Ok, let's run Babel on our nodes. Clone the Babel repo, and make and install it etc. Now double click on one of the router nodes to bring up the terminal. You should be able to type something like /home/core/babeld/babeld eth0 -d 1
to start babel. The -d 1
flag puts it into debug mode so that it prints logs to the terminal, and we can verify that it is running.
Next, we need to set up a custom service to make Babel start automatically on new nodes. Go to ~/.core/myservices
and read README.txt. I'm not going to duplicate what it says there, but my Babel service looks like this:
babel.py
import os
from core.service import CoreService, addservice
from core.misc.ipaddr import IPv4Prefix, IPv6Prefix
class BabelMod(CoreService):
# a unique name is required, without spaces
_name = "BabelMod"
# you can create your own group here
_group = "Routing"
# this controls the starting order vs other enabled services
_startindex = 50
# list of startup commands, also may be generated during startup
_startup = ('sh /home/core/myservices/babel.sh',)
# list of shutdown commands
_shutdown = ('rm log')
# this line is required to add the above class to the list of available services
addservice(BabelMod)
babel.sh
#!/bin/sh
touch log
/home/core/babeld/babeld eth0 -d 1 > log
Restart CORE to install the new service.
Let's make a new node type which will only route using your new Babel service. First, click on the network-layer nodes button and select "edit node types". In this window, there's an "add new node type" button under the list of existing node types. I called mine "babel", and gave it a purple icon.
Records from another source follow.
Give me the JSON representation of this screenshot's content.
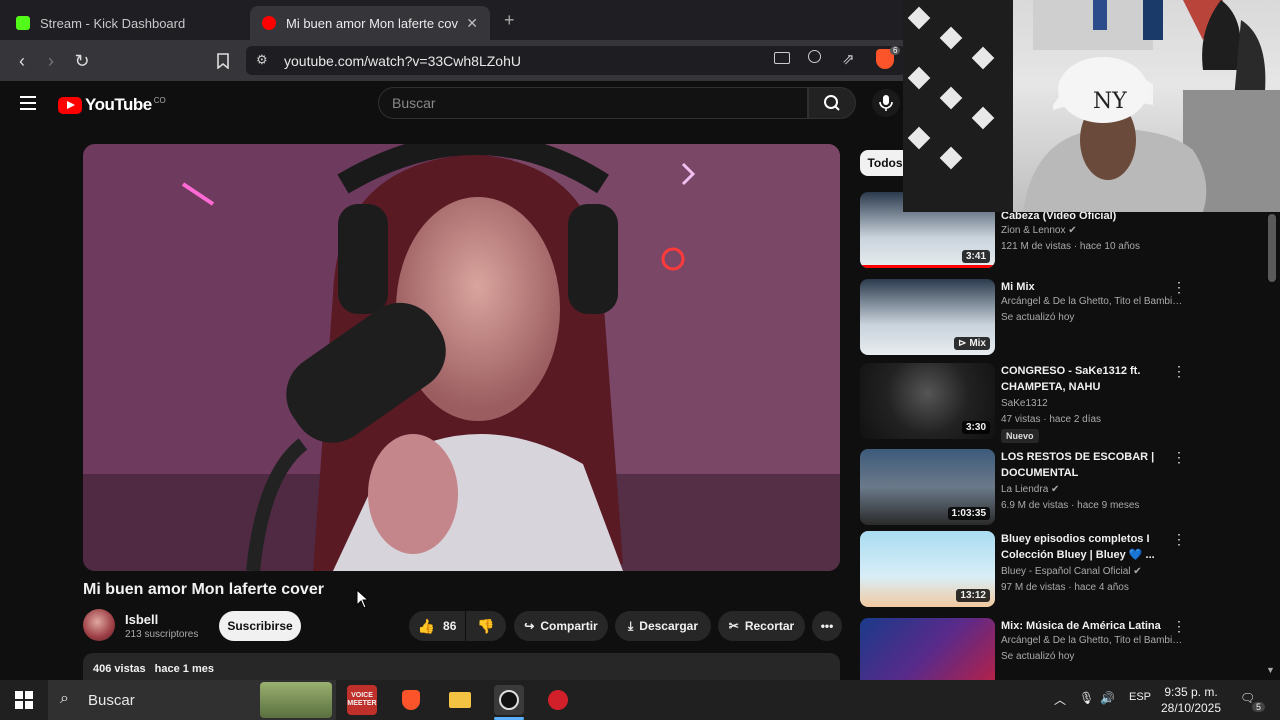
{
  "browser": {
    "tabs": [
      {
        "label": "Stream - Kick Dashboard",
        "active": false,
        "favicon_color": "#53fc18"
      },
      {
        "label": "Mi buen amor Mon lafertе cover",
        "active": true,
        "favicon_color": "#ff0000"
      }
    ],
    "url": "youtube.com/watch?v=33Cwh8LZohU",
    "extension_badge": "6"
  },
  "youtube": {
    "logo_text": "YouTube",
    "country_code": "CO",
    "search_placeholder": "Buscar",
    "video": {
      "title": "Mi buen amor Mon laferte cover",
      "channel": "Isbell",
      "subscribers": "213 suscriptores",
      "subscribe_label": "Suscribirse",
      "likes": "86",
      "share_label": "Compartir",
      "download_label": "Descargar",
      "clip_label": "Recortar",
      "views": "406 vistas",
      "age": "hace 1 mes"
    },
    "filter_chip": "Todos",
    "recommendations": [
      {
        "title": "Cabeza (Video Oficial)",
        "channel": "Zion & Lennox",
        "verified": true,
        "meta": "121 M de vistas · hace 10 años",
        "duration": "3:41"
      },
      {
        "title": "Mi Mix",
        "channel": "Arcángel & De la Ghetto, Tito el Bambino,...",
        "verified": false,
        "meta": "Se actualizó hoy",
        "duration": "Mix"
      },
      {
        "title": "CONGRESO - SaKe1312 ft. CHAMPETA, NAHU",
        "channel": "SaKe1312",
        "verified": false,
        "meta": "47 vistas · hace 2 días",
        "badge": "Nuevo",
        "duration": "3:30"
      },
      {
        "title": "LOS RESTOS DE ESCOBAR | DOCUMENTAL",
        "channel": "La Liendra",
        "verified": true,
        "meta": "6.9 M de vistas · hace 9 meses",
        "duration": "1:03:35"
      },
      {
        "title": "Bluey episodios completos I Colección Bluey | Bluey 💙 ...",
        "channel": "Bluey - Español Canal Oficial",
        "verified": true,
        "meta": "97 M de vistas · hace 4 años",
        "duration": "13:12"
      },
      {
        "title": "Mix: Música de América Latina",
        "channel": "Arcángel & De la Ghetto, Tito el Bambino,...",
        "verified": false,
        "meta": "Se actualizó hoy",
        "duration": ""
      }
    ]
  },
  "taskbar": {
    "search_placeholder": "Buscar",
    "language": "ESP",
    "time": "9:35 p. m.",
    "date": "28/10/2025",
    "notification_count": "5"
  },
  "colors": {
    "brand_red": "#ff0000",
    "bg": "#0f0f0f",
    "kick_green": "#53fc18"
  }
}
Click on the "Services" button and make sure that only the "IPForward", and the new "BabelMod" services are selected.
Now you should be able to place nodes on the canvas, and have their babel instances start talking to each other. Since we piped the output of Babel to the log
file, we can get some insight into its operation. Double click on a node to open its terminal and type tail -f log
to see what Babel is logging.
Now that we have Babel running, we can try to see if we can get it to do some routing. Place 4 babel nodes on the canvas, 2 far apart from each other and 2 in the middle. Make one of the middle nodes a much better route than the other (closer to the 2 end nodes). Wait a few seconds, and you will see that the end nodes have routes to each other going through the better-placed middle node (you can check with Widgets->Observer Widgets->IPv4 Routes). You can also ping from one end node to the other to monitor packet loss.
Now switch the positions of the middle nodes. You will see the packet loss jump, as the end nodes attempt to route packets through the middle node which is now in a bad position. After around 30 seconds, you will see throughput improve again as the new route is learned. If you check the routing tables of the end nodes, you will see that they contain the new and better route.